The video that I mentioned is shown below. It would be unfair to compare the proofs, since the main goal of the video is to illustrate Coq’s IDE and not to show how to design proofs. Nevertheless, I would like to invite the reader to comment on the use of automated/interactive theorem provers to design proofs. Thanks for reading.

Peirce’s law and LEM are two characterizations of classical logic: the point of the Coq proof is to show that they are equivalent in intuitionistic logic. That is, if either one was added as an axiom on top of intuitionistic logic, it would be possible to derive the other. Your proof uses classical logic; both the equivalence of p -> q to ~p \/ q and also the version of De Morgan’s law you use (which involves double negation elimination) are only valid in a classical setting. Proving that Peirce’s law and LEM are equivalent using classical logic is not very interesting, because both are independently derivable from the axioms — it’s like proving “true iff true”.
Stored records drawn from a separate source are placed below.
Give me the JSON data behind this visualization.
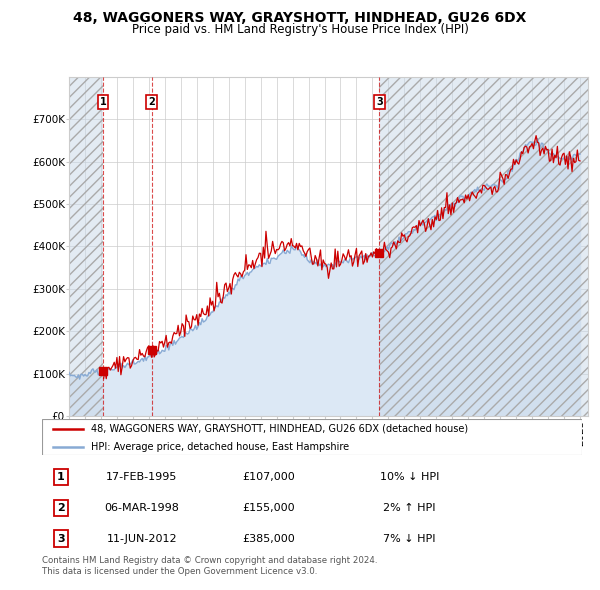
{
  "title": "48, WAGGONERS WAY, GRAYSHOTT, HINDHEAD, GU26 6DX",
  "subtitle": "Price paid vs. HM Land Registry's House Price Index (HPI)",
  "ylim": [
    0,
    800000
  ],
  "yticks": [
    0,
    100000,
    200000,
    300000,
    400000,
    500000,
    600000,
    700000
  ],
  "ytick_labels": [
    "£0",
    "£100K",
    "£200K",
    "£300K",
    "£400K",
    "£500K",
    "£600K",
    "£700K"
  ],
  "sale_year_floats": [
    1995.12,
    1998.18,
    2012.44
  ],
  "sale_prices": [
    107000,
    155000,
    385000
  ],
  "sale_labels": [
    "1",
    "2",
    "3"
  ],
  "sale_info": [
    {
      "label": "1",
      "date": "17-FEB-1995",
      "price": "£107,000",
      "hpi": "10% ↓ HPI"
    },
    {
      "label": "2",
      "date": "06-MAR-1998",
      "price": "£155,000",
      "hpi": "2% ↑ HPI"
    },
    {
      "label": "3",
      "date": "11-JUN-2012",
      "price": "£385,000",
      "hpi": "7% ↓ HPI"
    }
  ],
  "legend_line1": "48, WAGGONERS WAY, GRAYSHOTT, HINDHEAD, GU26 6DX (detached house)",
  "legend_line2": "HPI: Average price, detached house, East Hampshire",
  "footer": "Contains HM Land Registry data © Crown copyright and database right 2024.\nThis data is licensed under the Open Government Licence v3.0.",
  "line_color": "#cc0000",
  "hpi_color": "#88aad4",
  "hpi_fill_color": "#dce8f5",
  "grid_color": "#cccccc",
  "hatch_region_color": "#c8d8e8",
  "title_fontsize": 10,
  "subtitle_fontsize": 8.5,
  "tick_fontsize": 7.5,
  "xstart": 1993,
  "xend": 2025.5,
  "hpi_years": [
    1993,
    1994,
    1995,
    1996,
    1997,
    1998,
    1999,
    2000,
    2001,
    2002,
    2003,
    2004,
    2005,
    2006,
    2007,
    2008,
    2009,
    2010,
    2011,
    2012,
    2013,
    2014,
    2015,
    2016,
    2017,
    2018,
    2019,
    2020,
    2021,
    2022,
    2023,
    2024,
    2025
  ],
  "hpi_vals": [
    92000,
    97000,
    105000,
    114000,
    124000,
    138000,
    158000,
    184000,
    212000,
    248000,
    290000,
    330000,
    355000,
    375000,
    395000,
    370000,
    355000,
    362000,
    372000,
    380000,
    398000,
    422000,
    450000,
    472000,
    498000,
    520000,
    538000,
    552000,
    600000,
    645000,
    625000,
    608000,
    618000
  ]
}
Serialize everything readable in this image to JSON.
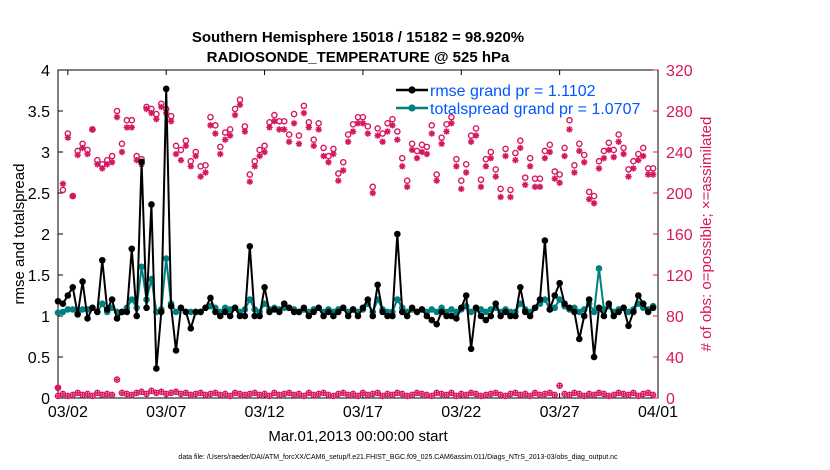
{
  "chart_data": {
    "type": "line",
    "title_line1": "Southern Hemisphere 15018 / 15182 = 98.920%",
    "title_line2": "RADIOSONDE_TEMPERATURE @ 525 hPa",
    "xlabel": "Mar.01,2013 00:00:00 start",
    "ylabel_left": "rmse and totalspread",
    "ylabel_right": "# of obs: o=possible; ×=assimilated",
    "footnote": "data file: /Users/raeder/DAI/ATM_forcXX/CAM6_setup/f.e21.FHIST_BGC.f09_025.CAM6assim.011/Diags_NTrS_2013-03/obs_diag_output.nc",
    "xlim": [
      1.5,
      32.0
    ],
    "ylim_left": [
      0,
      4
    ],
    "ylim_right": [
      0,
      320
    ],
    "x_ticks": [
      {
        "x": 2,
        "label": "03/02"
      },
      {
        "x": 7,
        "label": "03/07"
      },
      {
        "x": 12,
        "label": "03/12"
      },
      {
        "x": 17,
        "label": "03/17"
      },
      {
        "x": 22,
        "label": "03/22"
      },
      {
        "x": 27,
        "label": "03/27"
      },
      {
        "x": 32,
        "label": "04/01"
      }
    ],
    "y_ticks_left": [
      {
        "v": 0,
        "label": "0"
      },
      {
        "v": 0.5,
        "label": "0.5"
      },
      {
        "v": 1,
        "label": "1"
      },
      {
        "v": 1.5,
        "label": "1.5"
      },
      {
        "v": 2,
        "label": "2"
      },
      {
        "v": 2.5,
        "label": "2.5"
      },
      {
        "v": 3,
        "label": "3"
      },
      {
        "v": 3.5,
        "label": "3.5"
      },
      {
        "v": 4,
        "label": "4"
      }
    ],
    "y_ticks_right": [
      {
        "v": 0,
        "label": "0"
      },
      {
        "v": 40,
        "label": "40"
      },
      {
        "v": 80,
        "label": "80"
      },
      {
        "v": 120,
        "label": "120"
      },
      {
        "v": 160,
        "label": "160"
      },
      {
        "v": 200,
        "label": "200"
      },
      {
        "v": 240,
        "label": "240"
      },
      {
        "v": 280,
        "label": "280"
      },
      {
        "v": 320,
        "label": "320"
      }
    ],
    "legend": [
      {
        "name": "rmse grand pr = 1.1102",
        "color": "#000000"
      },
      {
        "name": "totalspread grand pr = 1.0707",
        "color": "#008080"
      }
    ],
    "colors": {
      "rmse": "#000000",
      "totalspread": "#008080",
      "obs": "#d6175f",
      "legend_text": "#0057ff"
    },
    "x": [
      1.5,
      1.75,
      2.0,
      2.25,
      2.5,
      2.75,
      3.0,
      3.25,
      3.5,
      3.75,
      4.0,
      4.25,
      4.5,
      4.75,
      5.0,
      5.25,
      5.5,
      5.75,
      6.0,
      6.25,
      6.5,
      6.75,
      7.0,
      7.25,
      7.5,
      7.75,
      8.0,
      8.25,
      8.5,
      8.75,
      9.0,
      9.25,
      9.5,
      9.75,
      10.0,
      10.25,
      10.5,
      10.75,
      11.0,
      11.25,
      11.5,
      11.75,
      12.0,
      12.25,
      12.5,
      12.75,
      13.0,
      13.25,
      13.5,
      13.75,
      14.0,
      14.25,
      14.5,
      14.75,
      15.0,
      15.25,
      15.5,
      15.75,
      16.0,
      16.25,
      16.5,
      16.75,
      17.0,
      17.25,
      17.5,
      17.75,
      18.0,
      18.25,
      18.5,
      18.75,
      19.0,
      19.25,
      19.5,
      19.75,
      20.0,
      20.25,
      20.5,
      20.75,
      21.0,
      21.25,
      21.5,
      21.75,
      22.0,
      22.25,
      22.5,
      22.75,
      23.0,
      23.25,
      23.5,
      23.75,
      24.0,
      24.25,
      24.5,
      24.75,
      25.0,
      25.25,
      25.5,
      25.75,
      26.0,
      26.25,
      26.5,
      26.75,
      27.0,
      27.25,
      27.5,
      27.75,
      28.0,
      28.25,
      28.5,
      28.75,
      29.0,
      29.25,
      29.5,
      29.75,
      30.0,
      30.25,
      30.5,
      30.75,
      31.0,
      31.25,
      31.5,
      31.75
    ],
    "series": [
      {
        "name": "rmse",
        "values": [
          1.18,
          1.15,
          1.25,
          1.35,
          1.02,
          1.42,
          0.97,
          1.1,
          1.05,
          1.68,
          1.08,
          1.2,
          0.97,
          1.05,
          1.05,
          1.82,
          1.0,
          2.88,
          1.1,
          2.36,
          0.36,
          1.05,
          3.77,
          1.12,
          0.58,
          1.1,
          1.05,
          0.85,
          1.05,
          1.05,
          1.1,
          1.22,
          1.05,
          1.0,
          1.05,
          1.0,
          1.1,
          1.0,
          1.0,
          1.85,
          1.0,
          1.0,
          1.35,
          1.05,
          1.08,
          1.05,
          1.15,
          1.1,
          1.05,
          1.05,
          1.1,
          1.0,
          1.05,
          1.1,
          1.0,
          1.05,
          1.0,
          1.05,
          1.1,
          1.0,
          1.08,
          1.0,
          1.1,
          1.2,
          1.0,
          1.38,
          1.05,
          1.0,
          1.0,
          2.0,
          1.05,
          1.0,
          1.1,
          1.05,
          1.08,
          1.0,
          0.95,
          0.9,
          1.05,
          1.0,
          1.0,
          0.97,
          1.1,
          1.25,
          0.6,
          1.1,
          1.0,
          0.95,
          1.0,
          1.15,
          1.0,
          1.05,
          1.0,
          1.0,
          1.35,
          1.05,
          1.0,
          1.1,
          1.2,
          1.92,
          1.08,
          1.25,
          1.4,
          1.15,
          1.1,
          1.05,
          0.72,
          1.0,
          1.2,
          0.5,
          1.1,
          1.0,
          1.15,
          1.0,
          1.05,
          1.1,
          0.88,
          1.05,
          1.25,
          1.15,
          1.05,
          1.1
        ]
      },
      {
        "name": "totalspread",
        "values": [
          1.04,
          1.05,
          1.08,
          1.08,
          1.05,
          1.08,
          1.08,
          1.1,
          1.05,
          1.15,
          1.05,
          1.1,
          1.05,
          1.05,
          1.1,
          1.2,
          1.1,
          1.6,
          1.2,
          1.45,
          1.05,
          1.08,
          1.7,
          1.15,
          1.05,
          1.1,
          1.05,
          1.05,
          1.05,
          1.05,
          1.1,
          1.12,
          1.1,
          1.05,
          1.1,
          1.08,
          1.1,
          1.05,
          1.08,
          1.2,
          1.08,
          1.05,
          1.15,
          1.08,
          1.1,
          1.08,
          1.1,
          1.1,
          1.08,
          1.05,
          1.08,
          1.05,
          1.08,
          1.1,
          1.05,
          1.08,
          1.05,
          1.08,
          1.1,
          1.05,
          1.08,
          1.05,
          1.08,
          1.15,
          1.05,
          1.2,
          1.08,
          1.05,
          1.05,
          1.2,
          1.1,
          1.05,
          1.08,
          1.05,
          1.08,
          1.05,
          1.08,
          1.05,
          1.1,
          1.05,
          1.08,
          1.05,
          1.08,
          1.12,
          1.05,
          1.1,
          1.08,
          1.05,
          1.08,
          1.1,
          1.05,
          1.08,
          1.05,
          1.05,
          1.15,
          1.08,
          1.05,
          1.1,
          1.15,
          1.2,
          1.08,
          1.1,
          1.2,
          1.12,
          1.08,
          1.1,
          1.05,
          1.08,
          1.15,
          1.05,
          1.58,
          1.08,
          1.12,
          1.05,
          1.08,
          1.1,
          1.05,
          1.08,
          1.15,
          1.1,
          1.08,
          1.12
        ]
      },
      {
        "name": "obs_possible",
        "values": [
          10,
          203,
          258,
          197,
          241,
          248,
          242,
          262,
          232,
          228,
          232,
          236,
          280,
          248,
          271,
          271,
          236,
          233,
          284,
          282,
          277,
          287,
          282,
          275,
          246,
          242,
          251,
          231,
          240,
          226,
          227,
          274,
          266,
          245,
          259,
          262,
          282,
          291,
          265,
          218,
          231,
          242,
          246,
          269,
          276,
          270,
          270,
          257,
          277,
          256,
          285,
          269,
          252,
          268,
          244,
          236,
          243,
          219,
          230,
          257,
          267,
          274,
          274,
          265,
          206,
          263,
          258,
          268,
          272,
          260,
          234,
          212,
          248,
          241,
          247,
          245,
          266,
          218,
          254,
          267,
          274,
          233,
          212,
          228,
          256,
          263,
          213,
          233,
          240,
          223,
          204,
          243,
          203,
          239,
          251,
          215,
          234,
          214,
          214,
          241,
          247,
          221,
          218,
          244,
          271,
          227,
          248,
          237,
          201,
          197,
          231,
          241,
          249,
          242,
          257,
          244,
          223,
          231,
          238,
          244,
          224,
          224
        ]
      },
      {
        "name": "obs_assimilated",
        "values": [
          10,
          209,
          254,
          197,
          237,
          244,
          238,
          262,
          228,
          224,
          228,
          230,
          274,
          240,
          264,
          264,
          232,
          228,
          282,
          278,
          272,
          284,
          278,
          270,
          238,
          232,
          246,
          226,
          236,
          216,
          220,
          266,
          258,
          238,
          252,
          256,
          276,
          286,
          260,
          211,
          226,
          236,
          240,
          264,
          270,
          262,
          262,
          250,
          268,
          248,
          278,
          264,
          246,
          262,
          236,
          230,
          238,
          212,
          222,
          250,
          260,
          268,
          268,
          258,
          200,
          256,
          250,
          260,
          266,
          252,
          226,
          206,
          242,
          234,
          240,
          238,
          258,
          212,
          248,
          260,
          268,
          226,
          204,
          220,
          250,
          256,
          206,
          226,
          234,
          216,
          196,
          236,
          196,
          232,
          244,
          208,
          226,
          206,
          206,
          234,
          240,
          214,
          210,
          236,
          262,
          220,
          241,
          230,
          194,
          190,
          224,
          234,
          242,
          235,
          250,
          238,
          216,
          224,
          232,
          236,
          218,
          218
        ]
      },
      {
        "name": "obs_bottom",
        "values": [
          2,
          4,
          2,
          3,
          5,
          3,
          4,
          2,
          5,
          3,
          4,
          3,
          18,
          5,
          4,
          3,
          5,
          6,
          4,
          7,
          5,
          6,
          4,
          5,
          6,
          4,
          5,
          3,
          4,
          5,
          3,
          4,
          5,
          3,
          4,
          2,
          5,
          4,
          3,
          4,
          5,
          3,
          4,
          2,
          5,
          3,
          4,
          5,
          3,
          4,
          2,
          5,
          3,
          4,
          5,
          3,
          2,
          4,
          5,
          3,
          4,
          2,
          5,
          3,
          4,
          5,
          2,
          4,
          3,
          5,
          4,
          2,
          3,
          5,
          4,
          3,
          2,
          5,
          4,
          3,
          5,
          2,
          4,
          3,
          5,
          4,
          2,
          3,
          4,
          5,
          3,
          2,
          4,
          5,
          3,
          4,
          2,
          5,
          3,
          4,
          5,
          3,
          12,
          4,
          3,
          5,
          4,
          2,
          4,
          3,
          5,
          4,
          2,
          3,
          5,
          4,
          3,
          5,
          2,
          4,
          5,
          3
        ]
      }
    ]
  }
}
I would, however, be interested in seeing a calculational presentation of the intuitionistic proof, which is notoriously tricky to grok. The video doesn’t really give much insight into how the proof actually goes since it uses some high-powered Coq automation.

Hi Brent, thanks for your comment. Perhaps I should have made it clear that my proof uses only classical logic. For me, this was an exercise on formulae manipulation: how to get from one formula to another by syntactic manipulation. Of course that the result by itself is not very interesting; I could have just proved that Peirce’s law is a theorem in classical logic and then conclude that it must be the same as any other theorem. (By the way, I wouldn’t use the proof above to show that it is a theorem; I would rather use the connecting lemma and the fact that distributivity distributes over equality.)

If I have time, I’ll think about calculational approaches to the intuitionistic proof.

Hello! I gave this proof a try today, also as an experiment in symbol manipulation. (For the record, I came up with a very different proof.)

But Brent’s point is quite valid: ~p \/ q == p => q is equivalent to the law of the excluded middle. (Actually, if I remember correctly, only one half of the equivalence is.)

I would like to attempt a different proof, but I’m not sure which laws to avoid!